I skimmed the article. The victims were a married couple named Margaret and Robert Ransom. They’d taken a canoe onto a local lake one summer evening. Their bodies and the capsized canoe were found by fishermen the next day. There had been no storm or wind that night. The couple were survived by a teenage son, unnamed in the article.
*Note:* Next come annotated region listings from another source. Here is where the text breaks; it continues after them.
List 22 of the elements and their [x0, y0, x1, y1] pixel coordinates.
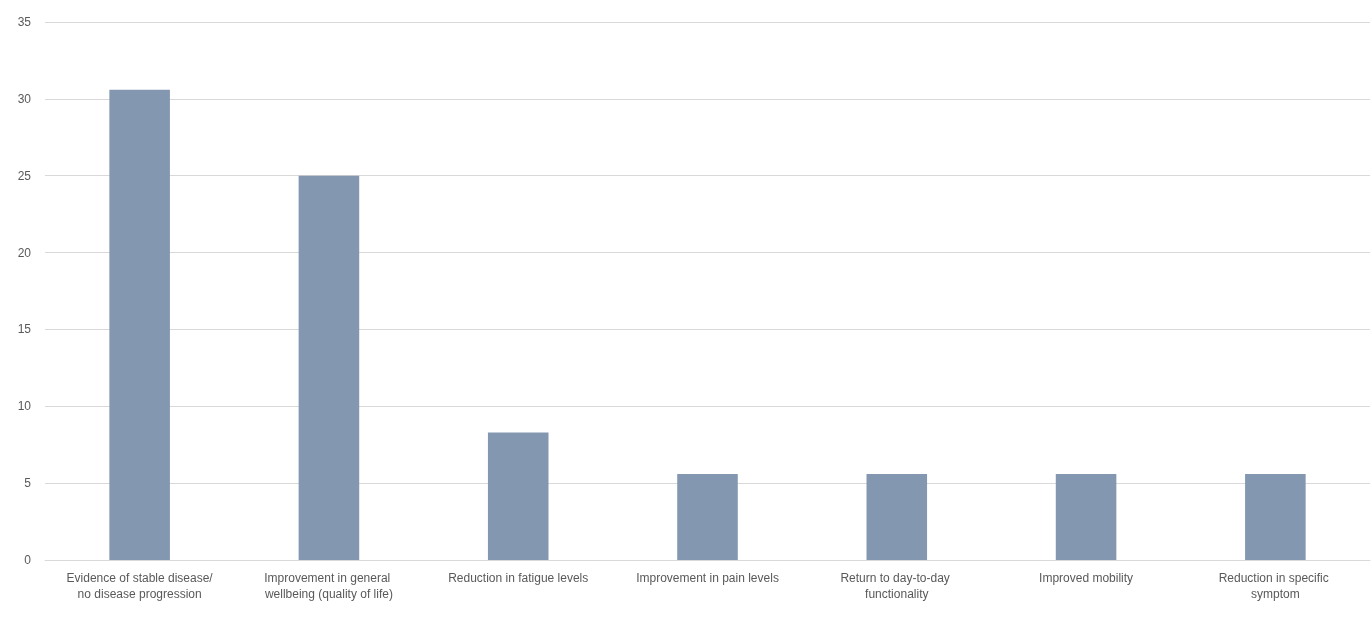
x-tick-label: Improvement in pain levels [636, 571, 779, 585]
x-tick-label: Evidence of stable disease/no disease progression [66, 571, 214, 601]
x-tick-label: Improvement in general wellbeing (quality of life) [263, 571, 394, 601]
bar [866, 473, 928, 560]
bar [1245, 473, 1306, 560]
y-tick-label: 35 [17, 15, 32, 29]
y-tick-label: 10 [17, 399, 32, 414]
x-tick-label: Improved mobility [1039, 571, 1134, 585]
bar [298, 175, 360, 560]
y-tick-label: 25 [17, 168, 32, 183]
x-tick-label: Reduction in specific symptom [1218, 571, 1333, 601]
bar [109, 89, 170, 560]
y-tick-label: 0 [24, 553, 32, 567]
x-tick-label: Reduction in fatigue levels [448, 571, 589, 585]
bar [1055, 473, 1117, 560]
y-tick-label: 5 [24, 476, 32, 491]
bar [487, 432, 549, 560]
bar [677, 473, 738, 560]
y-tick-label: 15 [17, 322, 32, 337]
x-tick-label: Return to day-to-day functionality [840, 571, 954, 601]
y-tick-label: 20 [17, 245, 32, 260]
y-tick-label: 30 [17, 91, 32, 106]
“Owen Ransom’s parents,” I said.
Evie nodded. “What do you make of it?”
“I don’t know,” I said. “But it all revolves around your doctor friend. Your saint. Something about his retirement. Ransom showing up and getting murdered. That canoe accident. The suicide. They’re connected. Or at least Larry Scott thought they were.” I hesitated. “And, of course, the fact that Larry was gathering this material, and that Larry himself got killed. That’s another connection. Did you find anything else?”
“No, but—”
At that moment the telephone rang.
Evie looked at it, then she arched her eyebrows at me.
I shrugged.
It rang again. Evie picked it up, put it to her ear, but said nothing. Her eyes shifted from the ceiling to me. Then she said, “Yes, okay,” and hung up.
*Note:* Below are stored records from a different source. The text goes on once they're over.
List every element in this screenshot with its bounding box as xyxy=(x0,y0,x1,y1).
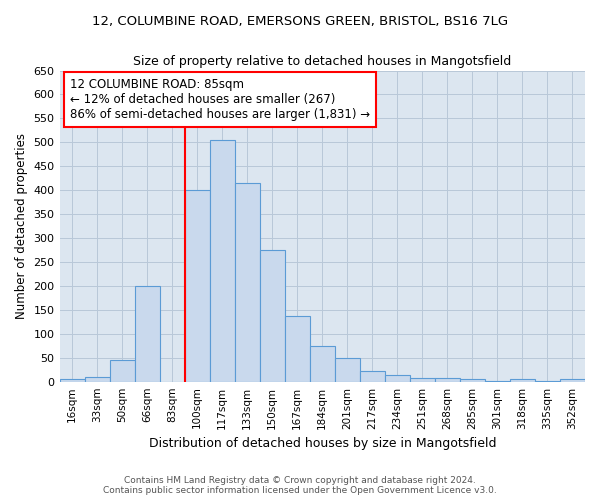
Bar xyxy=(260,250,285,382)
Bar xyxy=(209,140,235,382)
Bar xyxy=(134,286,160,382)
Bar xyxy=(235,183,260,382)
Text: 12 COLUMBINE ROAD: 85sqm
← 12% of detached houses are smaller (267)
86% of semi-: 12 COLUMBINE ROAD: 85sqm ← 12% of detach… xyxy=(70,78,370,122)
Bar xyxy=(310,346,335,382)
Bar xyxy=(560,380,585,382)
Bar xyxy=(410,378,435,382)
Text: Contains HM Land Registry data © Crown copyright and database right 2024.
Contai: Contains HM Land Registry data © Crown c… xyxy=(103,476,497,495)
Bar xyxy=(59,380,85,382)
Text: 12, COLUMBINE ROAD, EMERSONS GREEN, BRISTOL, BS16 7LG: 12, COLUMBINE ROAD, EMERSONS GREEN, BRIS… xyxy=(92,15,508,28)
Bar xyxy=(110,360,134,382)
Title: Size of property relative to detached houses in Mangotsfield: Size of property relative to detached ho… xyxy=(133,55,511,68)
Bar xyxy=(510,380,535,382)
Bar xyxy=(285,316,310,382)
Bar xyxy=(460,380,485,382)
Bar xyxy=(185,190,209,382)
Bar xyxy=(435,378,460,382)
Bar xyxy=(385,376,410,382)
Bar xyxy=(360,370,385,382)
Bar xyxy=(85,377,110,382)
X-axis label: Distribution of detached houses by size in Mangotsfield: Distribution of detached houses by size … xyxy=(149,437,496,450)
Bar xyxy=(335,358,360,382)
Y-axis label: Number of detached properties: Number of detached properties xyxy=(15,133,28,319)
“That was Mary,” she said. “You’ve got to get back up into the barn right away.”
“Why?”
“Just go,” she said. “She said make it quick.”
Evie grabbed my arm, opened the door I had come in through, and pushed me to it.
She gave me a quick hug, then I started up the stairs. She left the door open so I could see where I was going.
When I reached the top, she closed the door. In the sudden darkness, I found the latch and pushed the door that opened into the horse stall on the main
floor of the barn. I made sure the latch rope was not hanging on the outside of the door. Then I stepped into the stall and pushed the door shut.
I walked out of the stall. The inside of the barn was now brightly lit by the bulbs over the workbench. Mel Scott was sitting there with his back to me, working on a small engine.
He turned, beckoned me over, and pointed at the stool beside him.
I crossed the barn floor and sat on the stool. “What’s going on?” I said.
“Just watch what I’m doing,” he said. “This here is the motor from a snowmobile. I’m showing you how to replace the fuel pump, okay? You’re interested in this stuff, right?”
I shrugged. “Sure.” I leaned on my elbows to watch him.
Less than a minute later, two silhouettes appeared in the entrance to the barn. They stood there for a minute. Then one of them said, “Hello, Mr. Coyne.”
It was Detective Neil Vanderweigh.
I waved to him. “Hello.”
The two of them came over, and in the light from the bulbs over Mel’s workbench, I saw that the other one was Sergeant Dwyer, the Cortland cop.
Dwyer nodded to me and said, “How you doin’?” to Mel.
“Workin’ on it,” said Mel.
Vanderweigh jerked his head at Dwyer, who started wandering around the barn.
“What brings you here?” I said to Vanderweigh.
“I’m the cop,” he said. “I get to ask the questions. That was my question.”
“Mrs. Scott invited me over,” I said. “I accepted. There’s not a helluva lot to do in this town. Watching a mechanical genius repair a snowmobile engine is pretty entertaining stuff. I’m learning a lot. That’s the fuel pump he’s working on.”
From the corner of my eye, I watched Dwyer. He was poking around the tractor and the flatbed truck that were parked in the back of the barn.
Vanderweigh pulled a stool up beside me and hitched himself onto it. “I wondered what you’d do if you found yourself without an escort.”
“So you tracked me down. I’m flattered.”
“Oh, we care deeply,” he said.
Dwyer returned from the rear of the barn and was looking up the stairs that led to the hayloft.